The first part of that strategy was to demonize the Republican candidate as corrupt, completely out of touch, or in favor of programs and policies that would hurt voters.
The second was to unleash the party’s ability to identify and mobilize Democratic base voters and get to them to the polls as they did two years ago.
The first part worked to a degree and may explain why the race seemed winnable. The task was certainly made easier by the unintended help Democrats got from Washington Republicans and the fact that at times, Mr. Jolly actually seemed to be playing into their hands, but it wasn’t enough.
Mr. Jolly was a better candidate than his critics had predicted. He didn’t curl up into a ball amid the attacks: He pummeled Ms. Sink on Obamacare, then talked about alternatives.
He refused to follow the playbook that called for him to spend his campaign days on the defensive, went on the attack and advanced solutions that seemed more realistic to district voters than those of his opponent.
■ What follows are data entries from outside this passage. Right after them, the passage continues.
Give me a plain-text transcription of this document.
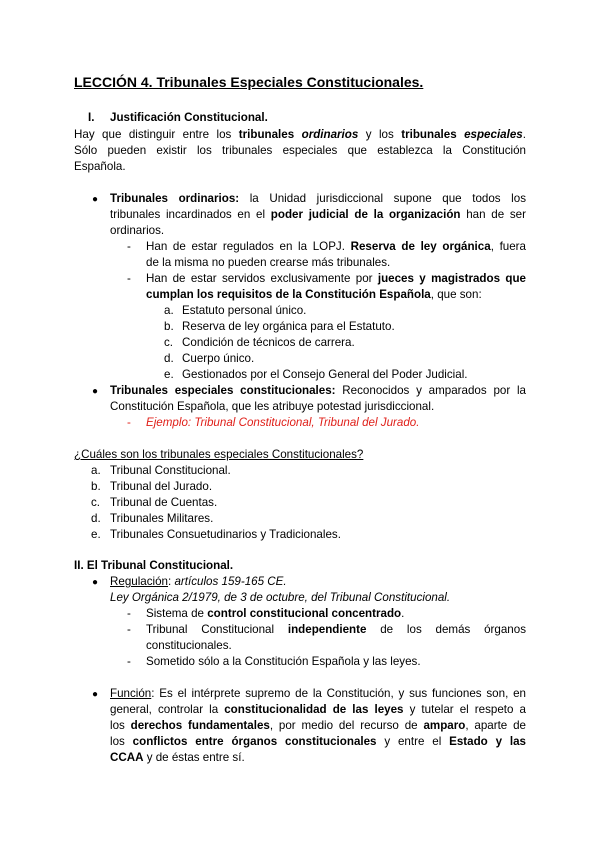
LECCIÓN 4. Tribunales Especiales Constitucionales.
I. Justificación Constitucional.
Hay que distinguir entre los tribunales ordinarios y los tribunales especiales.
Sólo pueden existir los tribunales especiales que establezca la Constitución
Española.
● Tribunales ordinarios: la Unidad jurisdiccional supone que todos los
tribunales incardinados en el poder judicial de la organización han de ser
ordinarios.
- Han de estar regulados en la LOPJ. Reserva de ley orgánica, fuera
de la misma no pueden crearse más tribunales.
- Han de estar servidos exclusivamente por jueces y magistrados que
cumplan los requisitos de la Constitución Española, que son:
a. Estatuto personal único.
b. Reserva de ley orgánica para el Estatuto.
c. Condición de técnicos de carrera.
d. Cuerpo único.
e. Gestionados por el Consejo General del Poder Judicial.
● Tribunales especiales constitucionales: Reconocidos y amparados por la
Constitución Española, que les atribuye potestad jurisdiccional.
- Ejemplo: Tribunal Constitucional, Tribunal del Jurado.
¿Cuáles son los tribunales especiales Constitucionales?
a. Tribunal Constitucional.
b. Tribunal del Jurado.
c. Tribunal de Cuentas.
d. Tribunales Militares.
e. Tribunales Consuetudinarios y Tradicionales.
II. El Tribunal Constitucional.
● Regulación: artículos 159-165 CE.
Ley Orgánica 2/1979, de 3 de octubre, del Tribunal Constitucional.
- Sistema de control constitucional concentrado.
- Tribunal Constitucional independiente de los demás órganos
constitucionales.
- Sometido sólo a la Constitución Española y las leyes.
● Función: Es el intérprete supremo de la Constitución, y sus funciones son, en
general, controlar la constitucionalidad de las leyes y tutelar el respeto a
los derechos fundamentales, por medio del recurso de amparo, aparte de
los conflictos entre órganos constitucionales y entre el Estado y las
CCAA y de éstas entre sí.
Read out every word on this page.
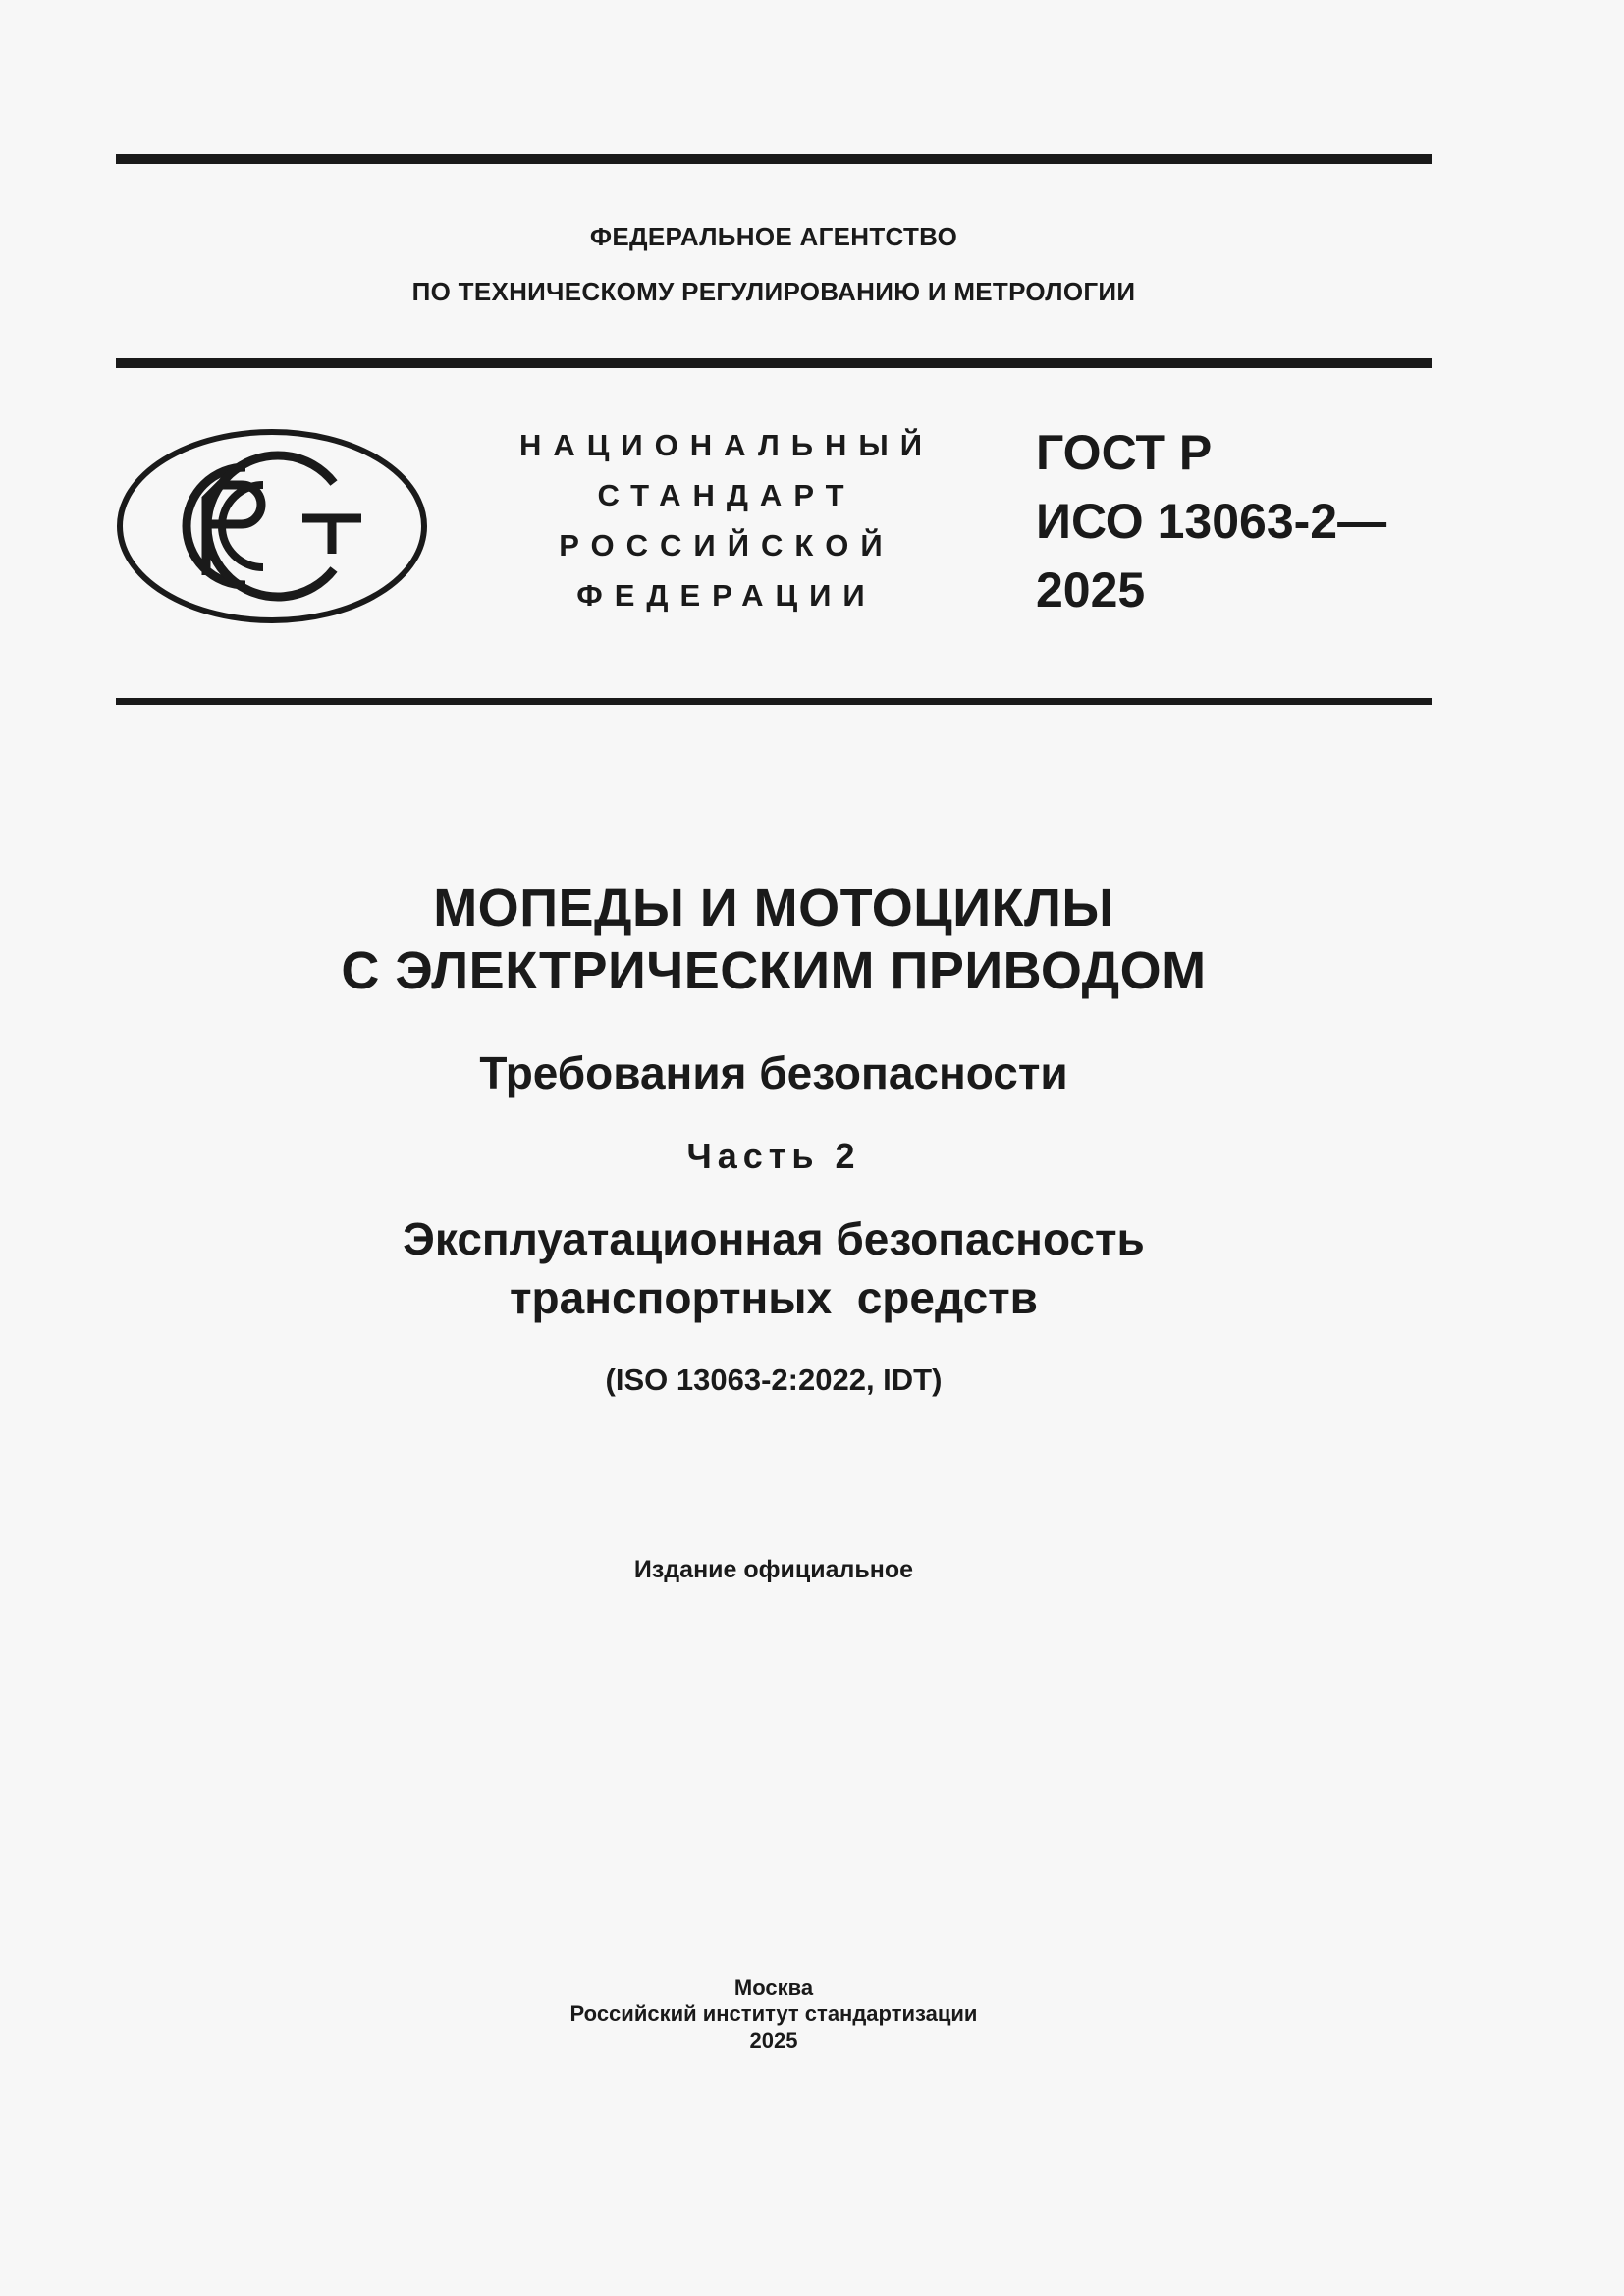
ФЕДЕРАЛЬНОЕ АГЕНТСТВО
ПО ТЕХНИЧЕСКОМУ РЕГУЛИРОВАНИЮ И МЕТРОЛОГИИ
НАЦИОНАЛЬНЫЙ
СТАНДАРТ
РОССИЙСКОЙ
ФЕДЕРАЦИИ
ГОСТ Р
ИСО 13063-2—
2025
МОПЕДЫ И МОТОЦИКЛЫ
С ЭЛЕКТРИЧЕСКИМ ПРИВОДОМ
Требования безопасности
Часть 2
Эксплуатационная безопасность
транспортных  средств
(ISO 13063-2:2022, IDT)
Издание официальное
Москва
Российский институт стандартизации
2025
The crucial question, though, is this: Where was the Democratic turnout machine? It’s not enough to dismiss Ms. Sink’s defeat as a result of the fact that Democrats turn out in lower numbers in midterm elections when that’s exactly what their turnout operation was deployed to overcome.
Architects of the system have been bragging for some time that it would counter Democratic lethargy in the off-years.
This race took place in Florida, where the Democrats had successfully deployed paid workers, the products of computer geniuses and old-fashioned work by a huge volunteer operation to identify, woo and deliver the vote just two years ago.
Turnout in the district fell from 344,000 in 2012, when President Obama’s team worked it, to 184,000 this year.
The Obama machine get out the vote operation has morphed into something called the Bannock Street Project, which has budgeted $60 million for 2014 to get out the vote in this fall’s Senate races.
The infrastructure had already been built in Florida, and every Democrat in the country knew the importance of this election, but they couldn’t deliver the few thousand votes they needed to win it.
Republican National Committee Chairman Reince Priebus, meanwhile, has been building an on-the-ground capability to go toe-to-toe with the Democrats. The Jolly race suggests that he is making progress.
While other Washington Republicans were undermining their own candidate, Mr. Priebus worked quietly but persistently to identify and deliver the votes Mr. Jolly needed.
The RNC still has to prove it can duplicate those results on a larger scale, but the real takeaway from the Jolly victory may be that the Republicans are back and ready to play.
David A. Keene is opinion editor of The Washington Times.